The Olympics are the grandest spectacle of humanity's physical ability. The best part for us, the casual viewers, is witnessing our species' best athletes doing their best on the biggest stage -- a satisfying triumph for their lifelong passion and devotion. The second best part is seeing them fail miserably.
Hey, we're the 99%. We love the fantastically awful. How else do you explain gossip magazines, Roadhouse, the "it was real to me, dammit" guy, E.L. James's writing, wooden pencils, reality TV, or any Tim Allen movie not named Galaxy Quest?
If you want to read about the inspirational pageantry of the 2012 London Olympics, that kind of thing is probably out there. But if you want to enjoy the delicious new "London Loathing" flavor of "Haterade," read on. Here are my 7 most wonderful failures of the XXX Olympiad:
7. Stephan Feck Registers, a 0.0 Dive:
If you forget what success means, this is actually more impressive than winning gold in this event, a feat that belongs to someone that 90% of us can't name. The saddest part of all this is that Stephan's last name makes him too easy a target for lame jokes. His whole life should be focused on not being a "Feck up" -- just like how Scottie Pippen should have been focused on earning the nickname "Over-Tippin" Pippen.

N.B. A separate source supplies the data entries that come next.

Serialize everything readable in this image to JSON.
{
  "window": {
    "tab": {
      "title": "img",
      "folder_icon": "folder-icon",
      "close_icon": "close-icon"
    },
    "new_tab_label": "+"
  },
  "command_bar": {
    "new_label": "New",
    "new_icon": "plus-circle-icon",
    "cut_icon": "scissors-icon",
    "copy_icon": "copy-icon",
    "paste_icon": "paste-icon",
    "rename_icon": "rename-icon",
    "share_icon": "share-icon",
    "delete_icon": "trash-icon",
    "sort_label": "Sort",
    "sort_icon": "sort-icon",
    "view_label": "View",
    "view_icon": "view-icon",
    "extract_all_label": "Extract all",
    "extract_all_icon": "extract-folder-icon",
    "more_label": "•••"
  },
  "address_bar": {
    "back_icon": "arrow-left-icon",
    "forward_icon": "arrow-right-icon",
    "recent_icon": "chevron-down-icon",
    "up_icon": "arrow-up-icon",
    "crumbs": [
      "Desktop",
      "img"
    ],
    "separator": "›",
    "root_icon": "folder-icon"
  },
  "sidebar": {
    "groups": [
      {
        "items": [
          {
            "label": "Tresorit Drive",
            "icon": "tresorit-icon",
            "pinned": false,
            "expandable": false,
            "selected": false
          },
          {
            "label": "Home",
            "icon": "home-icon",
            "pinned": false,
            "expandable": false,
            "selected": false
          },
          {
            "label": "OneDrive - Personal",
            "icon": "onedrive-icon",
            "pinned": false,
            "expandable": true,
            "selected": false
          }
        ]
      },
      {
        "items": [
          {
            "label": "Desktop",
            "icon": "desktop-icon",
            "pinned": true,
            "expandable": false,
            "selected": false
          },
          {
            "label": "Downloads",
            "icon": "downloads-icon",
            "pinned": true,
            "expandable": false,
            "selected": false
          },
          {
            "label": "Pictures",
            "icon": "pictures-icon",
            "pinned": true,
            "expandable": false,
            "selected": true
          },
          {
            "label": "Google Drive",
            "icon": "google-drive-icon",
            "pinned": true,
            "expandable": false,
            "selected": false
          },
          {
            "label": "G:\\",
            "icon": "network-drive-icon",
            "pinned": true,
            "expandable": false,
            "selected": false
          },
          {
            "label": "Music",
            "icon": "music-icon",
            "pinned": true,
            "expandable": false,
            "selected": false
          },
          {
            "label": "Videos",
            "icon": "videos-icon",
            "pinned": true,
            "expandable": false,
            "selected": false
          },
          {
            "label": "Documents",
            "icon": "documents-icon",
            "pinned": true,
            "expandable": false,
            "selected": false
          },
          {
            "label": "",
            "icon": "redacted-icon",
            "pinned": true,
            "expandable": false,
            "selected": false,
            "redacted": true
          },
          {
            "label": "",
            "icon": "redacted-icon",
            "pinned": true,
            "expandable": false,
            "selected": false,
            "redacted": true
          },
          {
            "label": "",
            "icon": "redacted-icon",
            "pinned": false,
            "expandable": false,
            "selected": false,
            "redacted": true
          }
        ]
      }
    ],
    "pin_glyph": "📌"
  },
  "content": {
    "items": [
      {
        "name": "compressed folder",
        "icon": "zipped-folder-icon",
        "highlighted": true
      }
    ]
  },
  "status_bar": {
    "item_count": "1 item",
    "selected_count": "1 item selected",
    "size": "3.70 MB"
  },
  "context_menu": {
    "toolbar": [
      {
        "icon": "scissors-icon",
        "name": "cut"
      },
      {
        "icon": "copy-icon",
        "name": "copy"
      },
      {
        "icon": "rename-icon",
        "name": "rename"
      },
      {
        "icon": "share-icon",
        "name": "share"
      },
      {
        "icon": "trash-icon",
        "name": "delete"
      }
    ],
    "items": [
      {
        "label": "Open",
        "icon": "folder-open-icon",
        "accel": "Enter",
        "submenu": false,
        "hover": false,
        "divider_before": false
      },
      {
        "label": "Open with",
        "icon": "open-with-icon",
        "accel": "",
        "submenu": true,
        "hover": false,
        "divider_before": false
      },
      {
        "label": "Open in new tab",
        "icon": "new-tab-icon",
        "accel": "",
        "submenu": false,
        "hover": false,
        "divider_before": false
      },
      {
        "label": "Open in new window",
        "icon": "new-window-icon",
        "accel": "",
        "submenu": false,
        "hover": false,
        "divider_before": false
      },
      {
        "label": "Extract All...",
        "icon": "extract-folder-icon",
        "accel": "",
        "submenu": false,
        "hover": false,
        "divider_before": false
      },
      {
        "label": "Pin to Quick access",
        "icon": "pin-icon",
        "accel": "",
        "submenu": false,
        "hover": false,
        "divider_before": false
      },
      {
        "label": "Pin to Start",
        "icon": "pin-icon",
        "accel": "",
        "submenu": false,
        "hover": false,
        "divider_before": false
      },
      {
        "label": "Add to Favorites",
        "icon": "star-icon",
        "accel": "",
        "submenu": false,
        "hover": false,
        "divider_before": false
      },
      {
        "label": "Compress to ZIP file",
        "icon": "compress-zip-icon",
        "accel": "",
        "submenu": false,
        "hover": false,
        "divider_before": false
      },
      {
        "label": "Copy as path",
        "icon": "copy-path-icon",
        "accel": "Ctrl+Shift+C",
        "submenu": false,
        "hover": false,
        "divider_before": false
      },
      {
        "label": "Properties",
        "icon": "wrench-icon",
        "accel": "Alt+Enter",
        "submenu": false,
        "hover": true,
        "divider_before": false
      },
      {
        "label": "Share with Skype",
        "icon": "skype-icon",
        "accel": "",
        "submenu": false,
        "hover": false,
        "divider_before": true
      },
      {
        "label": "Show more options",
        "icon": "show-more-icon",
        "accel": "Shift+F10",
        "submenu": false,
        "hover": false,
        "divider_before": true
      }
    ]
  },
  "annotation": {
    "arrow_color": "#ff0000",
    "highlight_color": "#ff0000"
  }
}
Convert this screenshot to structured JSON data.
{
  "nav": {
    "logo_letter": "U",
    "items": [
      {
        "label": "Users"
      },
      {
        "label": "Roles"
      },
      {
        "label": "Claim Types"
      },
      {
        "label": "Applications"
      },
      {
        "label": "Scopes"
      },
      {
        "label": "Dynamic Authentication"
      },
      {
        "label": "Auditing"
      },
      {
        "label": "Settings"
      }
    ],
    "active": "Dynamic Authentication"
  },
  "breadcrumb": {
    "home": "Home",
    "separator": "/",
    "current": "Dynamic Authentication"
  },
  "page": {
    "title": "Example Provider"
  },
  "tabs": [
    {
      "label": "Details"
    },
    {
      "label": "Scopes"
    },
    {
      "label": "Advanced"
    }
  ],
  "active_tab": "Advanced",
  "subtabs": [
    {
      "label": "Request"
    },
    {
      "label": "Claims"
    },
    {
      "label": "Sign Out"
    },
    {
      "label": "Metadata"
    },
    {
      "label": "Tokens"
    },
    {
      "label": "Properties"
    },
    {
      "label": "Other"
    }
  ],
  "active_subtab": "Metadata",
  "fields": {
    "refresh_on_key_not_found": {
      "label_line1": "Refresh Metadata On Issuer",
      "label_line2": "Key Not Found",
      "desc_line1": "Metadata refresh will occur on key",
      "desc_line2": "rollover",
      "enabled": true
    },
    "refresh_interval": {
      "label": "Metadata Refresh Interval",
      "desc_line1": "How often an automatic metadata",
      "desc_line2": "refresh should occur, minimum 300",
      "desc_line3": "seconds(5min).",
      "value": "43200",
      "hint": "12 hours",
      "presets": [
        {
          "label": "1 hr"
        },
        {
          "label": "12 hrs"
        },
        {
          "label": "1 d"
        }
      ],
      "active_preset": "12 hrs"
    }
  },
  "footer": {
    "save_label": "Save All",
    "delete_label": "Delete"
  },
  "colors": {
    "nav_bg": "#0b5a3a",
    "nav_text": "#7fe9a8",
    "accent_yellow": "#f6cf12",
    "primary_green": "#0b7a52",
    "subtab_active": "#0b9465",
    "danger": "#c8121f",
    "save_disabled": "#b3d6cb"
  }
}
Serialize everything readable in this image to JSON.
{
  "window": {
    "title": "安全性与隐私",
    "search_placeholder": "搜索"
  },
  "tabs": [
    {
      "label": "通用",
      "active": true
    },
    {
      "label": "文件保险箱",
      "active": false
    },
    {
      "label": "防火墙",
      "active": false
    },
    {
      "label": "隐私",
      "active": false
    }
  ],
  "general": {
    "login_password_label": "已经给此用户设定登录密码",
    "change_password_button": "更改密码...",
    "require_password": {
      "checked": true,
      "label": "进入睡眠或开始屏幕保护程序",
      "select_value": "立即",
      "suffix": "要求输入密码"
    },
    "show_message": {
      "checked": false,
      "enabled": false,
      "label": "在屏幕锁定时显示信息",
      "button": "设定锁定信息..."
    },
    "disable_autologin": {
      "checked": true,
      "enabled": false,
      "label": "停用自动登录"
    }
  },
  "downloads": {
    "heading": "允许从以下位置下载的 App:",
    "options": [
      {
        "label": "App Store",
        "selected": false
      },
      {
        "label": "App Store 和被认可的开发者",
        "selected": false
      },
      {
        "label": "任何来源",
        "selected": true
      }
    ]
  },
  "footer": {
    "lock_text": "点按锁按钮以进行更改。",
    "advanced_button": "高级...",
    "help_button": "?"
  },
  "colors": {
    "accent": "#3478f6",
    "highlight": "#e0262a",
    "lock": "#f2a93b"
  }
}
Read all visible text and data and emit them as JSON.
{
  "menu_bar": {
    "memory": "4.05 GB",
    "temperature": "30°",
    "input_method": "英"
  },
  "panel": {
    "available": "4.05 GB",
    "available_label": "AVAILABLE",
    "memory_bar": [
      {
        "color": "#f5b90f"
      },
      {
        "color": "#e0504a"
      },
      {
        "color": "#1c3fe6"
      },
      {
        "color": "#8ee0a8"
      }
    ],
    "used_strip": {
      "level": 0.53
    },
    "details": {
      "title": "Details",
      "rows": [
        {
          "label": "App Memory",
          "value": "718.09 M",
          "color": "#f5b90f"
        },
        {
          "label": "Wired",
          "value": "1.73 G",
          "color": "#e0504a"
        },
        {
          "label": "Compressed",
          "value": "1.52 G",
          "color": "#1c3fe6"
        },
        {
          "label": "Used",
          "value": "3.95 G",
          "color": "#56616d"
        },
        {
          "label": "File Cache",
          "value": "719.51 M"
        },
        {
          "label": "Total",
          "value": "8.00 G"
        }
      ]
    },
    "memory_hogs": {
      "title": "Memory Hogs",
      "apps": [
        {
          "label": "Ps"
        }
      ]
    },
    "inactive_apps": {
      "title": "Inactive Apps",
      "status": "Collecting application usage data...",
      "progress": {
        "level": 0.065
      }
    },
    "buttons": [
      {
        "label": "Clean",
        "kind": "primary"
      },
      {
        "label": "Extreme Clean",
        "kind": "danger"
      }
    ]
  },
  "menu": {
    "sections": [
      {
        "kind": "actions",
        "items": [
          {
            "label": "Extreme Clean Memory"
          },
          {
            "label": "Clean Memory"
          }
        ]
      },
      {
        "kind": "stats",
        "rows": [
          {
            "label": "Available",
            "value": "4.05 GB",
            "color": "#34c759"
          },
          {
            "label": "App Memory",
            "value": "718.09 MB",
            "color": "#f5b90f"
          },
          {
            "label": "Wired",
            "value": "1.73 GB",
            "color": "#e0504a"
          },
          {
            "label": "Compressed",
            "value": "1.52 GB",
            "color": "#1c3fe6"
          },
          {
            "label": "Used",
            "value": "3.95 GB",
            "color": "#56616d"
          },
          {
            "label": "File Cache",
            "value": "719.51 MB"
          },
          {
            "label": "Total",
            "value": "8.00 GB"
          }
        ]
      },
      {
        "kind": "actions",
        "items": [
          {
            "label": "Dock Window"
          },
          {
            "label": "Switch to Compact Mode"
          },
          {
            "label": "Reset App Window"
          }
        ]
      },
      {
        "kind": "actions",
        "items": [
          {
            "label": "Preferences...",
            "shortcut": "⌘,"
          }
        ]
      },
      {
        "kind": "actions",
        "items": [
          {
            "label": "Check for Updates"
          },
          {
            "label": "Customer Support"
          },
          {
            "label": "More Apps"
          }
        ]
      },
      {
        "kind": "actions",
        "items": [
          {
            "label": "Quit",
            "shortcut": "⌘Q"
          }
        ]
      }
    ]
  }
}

6. Ralph Lauren Outsourcing Team USA Uniforms to China:
I want to hate on this, but I can't. Some reasons: 1) Those are sharp outfits no matter how French they look. 2) If there were ever butts built for white pants, it's the butts of Olympic athletes. 3) I had a suit tailor-made when I went to China, and the craftsmanship that sprang from that tiny man's hands was impeccable. 4) Most importantly, what's more American than keeping a fixed eye on your gross profit margin? I know my PolicyMic peeps all believe in outsourced labor. Am I right?
5. The Time Warner Show Guide:
I've often envied the responsibilities of a man that Chuck Klosterman deemed "the druid who writes the capsules for the Time Warner on-screen programming guide" (#dreamjob). He's a master of understatement and misdirection. When the listings of the XXX Olympiad fell in his lap, he used it to flaunt his personal brand of evil genius. I still haven't gotten over seeing what appears to be the height of pornographic athleticism amidst my Saturday morning cartoons. Also, Cowbella is a great name for a plus-size porn star. We really couldn't have used "2012" or "XXX" here?
4. Lazaro Borges Pole Vault Incident:
3. Matthias Seiner Drops A Barbell On His Dome:
There wasn't anybody who didn't let out an eyeball-bulging "OMG!" when the third Steiner brother had the scariest moment of the Olympics this year. I remember my first three thoughts. 1) OMG! 2) I don't think there's a worse way he could have dropped that bar. 3) I hope he's okay so I won't feel guilty for rewatching this on YouTube 19 times.
2. Kobe Bryant's Wife Doesn't Keep It Real:
This pic almost opened up a paradise to haters of the chast variety. It happened only days before the Opening Ceremony, and I thought we were going to drop a judgemental lense on the perverse nature of the Olympic Village. We didn't. Whatever. I'm not putting this on Kobe. I'm blaming Vanessa Bryant. Hey, Vanessa, you married a narcassistic goldmine. Either live with the choice or take your undeserved money. You weren't in the gym shooting those jumpers, Vanessa! Your profits are coming from conflict jumpers if you bail!
1. McKayla Maroney, Keeping It Real:
I love McKayla Maroney. You know, in the non-statuatory rapist kind of way. McKayala definitely knows what "London Loathing" tastes like. She didn't win this silver medal, she lost the gold one. She's an avatar of ill will. She's lip-neering perfection for ever negative Nancy or pissy Paul who loves to hate. Thank you, McKayla, for showing us the real spirit of failure at the Olympics. If you're not first, you're last!